In a new study, a team of US researchers probed the fine art of the handshake to find out how germy it really is. Turns out, it's not so bad, according to the study.

Scientists from the Johns Hopkins Bloomberg School of Public Health looked at the risks of passing along heavyweight bacteria such as Staphylococcus aureus and methicillin-resistant Staphylococcus aureus (MRSA) through shaking hundreds of hands at graduation ceremonies across Maryland in the US. To get their data, they swabbed graduates' hands before and immediately following the ceremony to identify any pathogenic bacteria lurking on their palms. They found that 93 percent of samples contained nonpathogenic bacteria.

"A single handshake offers only a small risk of acquiring harmful bacteria," said researcher Dr. David Bishai in a release. The study compared its results to another of health workers caring for patients, who were found to be at a 17 percent risk of contracting dangerous germs through shaking the hands of patients known to be contaminated with MRSA. The reason? Besides the healthcare setting, which carries more risk for exposure to pathogens, the researchers think the grads engaged in briefer, less-extensive handshakes. Also, they add that subsequent handshakes might remove pathogens passed on in an earlier handshake.

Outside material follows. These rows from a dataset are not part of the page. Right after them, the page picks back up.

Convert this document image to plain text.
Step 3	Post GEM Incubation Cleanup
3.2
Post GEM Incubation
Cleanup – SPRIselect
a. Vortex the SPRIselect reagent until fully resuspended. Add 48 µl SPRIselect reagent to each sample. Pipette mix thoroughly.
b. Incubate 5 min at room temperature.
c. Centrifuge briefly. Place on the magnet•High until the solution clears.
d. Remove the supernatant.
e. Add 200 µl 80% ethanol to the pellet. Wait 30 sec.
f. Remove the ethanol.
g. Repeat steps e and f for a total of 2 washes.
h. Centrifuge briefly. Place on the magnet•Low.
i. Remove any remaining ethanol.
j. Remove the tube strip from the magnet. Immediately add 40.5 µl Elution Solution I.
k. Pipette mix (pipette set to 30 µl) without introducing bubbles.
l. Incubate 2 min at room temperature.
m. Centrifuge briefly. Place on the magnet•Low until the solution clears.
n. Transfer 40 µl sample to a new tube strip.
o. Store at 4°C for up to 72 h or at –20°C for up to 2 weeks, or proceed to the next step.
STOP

Their results, published online May 11, will appear in the June issue of the Journal of School Nursing.

Still, experts say shaking hands carries risks of catching germs. "Eighty percent of all infectious diseases are transmitted by contact both direct and indirect - direct such as kissing, indirect such as shaking someone's hand," said Dr. Philip M. Tierno Jr., director of clinical microbiology and immunology at New York University Medical Center, in an interview with health website WebMD.

The best solution: don't avoid the social norm of shaking hands but practice good hand hygiene by washing your hands regularly with soap and water. "If you eat or drink something without washing your hands, or if you touch your own nose, mouth, or eyes after shaking someone's hand, you can introduce whatever germ was on their hand, and now your hand, into the portals of your body," added Tierno.